Unfortunately, understanding how these different programs work is another story— challenging at best and impenetrable at worst.
Current programs directly related to affordable senior living are often buried in an obscene amount of confusing paperwork, guidelines, and restrictions, written in language that can be difficult for the average person to understand.
When planning for your future care needs, understanding the differences between Medicare and Medicaid, and how they work together, can help you determine what kind of care you need and can afford.
Senior living and healthcare expenses can add up quickly, so genuine preparedness is necessary to ensure that your needs are met now and in the future.
First Things First: What is Medicare?
Medicare is the federal health insurance program for those over the age of 65 and a limited number of other disadvantaged groups. You probably already know that there are different types of Medicare, but you may be less clear on what it is that those different parts actually cover.
- Medicare Part A. Hospital Insurance— this covers inpatient hospital stays, care in a nursing facility, hospice care, and some health care.
- Medicare Part B. Medical Insurance— this covers certain doctors’ services, outpatient care, medical supplies, and preventive services.
- Medicare Part C. Medicare Advantage Plans— a type of Medicare health plan offered by an outside, private insurance company that contracts with Medicare to provide you with both Part A and Part B benefits.
- Medicare Part D. Prescription Drug Coverage— adds prescription drug coverage to Original Medicare (Parts A and B), as well as various Medicare Part C plans.
The most significant thing to note here is that due to strict requirements, Medicare covers only essential, life-saving medical expenses. Seniors looking for financial assistance with in-home assisted living or long-term residential care must look elsewhere for coverage.
Next: Understanding Medicaid
Medicaid is a social healthcare program for families and individuals who are living on a fixed income and do not have the resources available to afford health care. It is jointly funded by both federal and state governments, but implemented and managed by the states.
For individuals on a limited and/or fixed income who are also enrolled in Medicare, Medicaid can be used as a means to pay for supplement premiums and other out-of-pocket medical expenses. Seniors who qualify for both Medicare and Medicaid will have their expenses covered first by Medicare, while Medicaid picks up any remaining costs—up to and including long-term care.

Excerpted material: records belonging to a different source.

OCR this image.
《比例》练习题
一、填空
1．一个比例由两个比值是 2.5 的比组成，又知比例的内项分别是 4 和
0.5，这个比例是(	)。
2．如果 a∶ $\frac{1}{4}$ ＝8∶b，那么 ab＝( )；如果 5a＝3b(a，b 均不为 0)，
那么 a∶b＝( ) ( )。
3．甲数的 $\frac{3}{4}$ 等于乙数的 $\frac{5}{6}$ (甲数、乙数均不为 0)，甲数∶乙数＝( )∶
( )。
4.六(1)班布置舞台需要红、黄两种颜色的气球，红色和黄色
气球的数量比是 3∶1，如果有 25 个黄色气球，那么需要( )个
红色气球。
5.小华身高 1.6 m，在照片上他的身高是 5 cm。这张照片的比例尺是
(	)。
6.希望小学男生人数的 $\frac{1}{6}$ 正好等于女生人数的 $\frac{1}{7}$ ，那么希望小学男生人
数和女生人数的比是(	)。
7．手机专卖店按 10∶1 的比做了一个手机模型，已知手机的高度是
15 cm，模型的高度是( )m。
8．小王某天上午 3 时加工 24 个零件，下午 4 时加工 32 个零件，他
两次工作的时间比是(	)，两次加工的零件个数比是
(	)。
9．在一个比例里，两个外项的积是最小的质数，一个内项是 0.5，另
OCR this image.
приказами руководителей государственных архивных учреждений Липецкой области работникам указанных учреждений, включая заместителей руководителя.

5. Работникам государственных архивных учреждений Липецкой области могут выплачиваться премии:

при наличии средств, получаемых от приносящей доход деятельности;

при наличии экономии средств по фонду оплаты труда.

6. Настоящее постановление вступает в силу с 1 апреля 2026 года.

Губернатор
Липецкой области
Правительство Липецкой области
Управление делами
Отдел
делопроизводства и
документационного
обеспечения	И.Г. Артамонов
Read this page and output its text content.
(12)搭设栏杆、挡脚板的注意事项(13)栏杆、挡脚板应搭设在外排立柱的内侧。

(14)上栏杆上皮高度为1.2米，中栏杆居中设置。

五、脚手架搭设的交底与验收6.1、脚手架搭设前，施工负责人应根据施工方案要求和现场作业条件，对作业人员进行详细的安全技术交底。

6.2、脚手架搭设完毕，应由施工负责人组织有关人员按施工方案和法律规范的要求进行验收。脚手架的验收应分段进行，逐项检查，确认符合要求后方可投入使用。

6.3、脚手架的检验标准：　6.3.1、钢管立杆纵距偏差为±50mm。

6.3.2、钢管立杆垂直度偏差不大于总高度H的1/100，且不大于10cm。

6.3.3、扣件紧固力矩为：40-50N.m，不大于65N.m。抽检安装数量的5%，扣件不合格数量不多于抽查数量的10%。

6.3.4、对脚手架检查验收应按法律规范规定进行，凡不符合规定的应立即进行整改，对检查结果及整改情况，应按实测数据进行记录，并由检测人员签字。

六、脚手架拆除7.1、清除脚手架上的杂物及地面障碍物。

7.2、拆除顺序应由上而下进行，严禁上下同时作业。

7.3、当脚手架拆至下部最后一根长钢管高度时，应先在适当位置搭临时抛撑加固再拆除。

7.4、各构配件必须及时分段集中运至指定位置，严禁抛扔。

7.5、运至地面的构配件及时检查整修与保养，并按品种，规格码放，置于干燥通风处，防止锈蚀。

Unlike Medicare, Medicaid will pay nearly all long-term care expenses for seniors who meet specific financial or medical qualifications through a waiver system.
Medicaid Waviers, also known as the HCBS Waivers (Home and Community Based Services), are state-specific Medicaid programs that provide financial support for seniors who need assisted care, though you should be aware that these programs do have enrollment caps and often waiting lists.
It’s also necessary to note that each state has its own Waiver system with a unique name and set of qualifications, so it may be helpful to consult your primary care physician and a social worker who specializes in eldercare to determine exactly what kind of care you need and what kind of coverage you qualify for through Medicaid.
Your Future, Your Care
There are a lot of things to consider as you begin to plan for your future care needs, not the least of which is how to best utilize Medicare and Medicaid to receive the benefits and assistance you need most.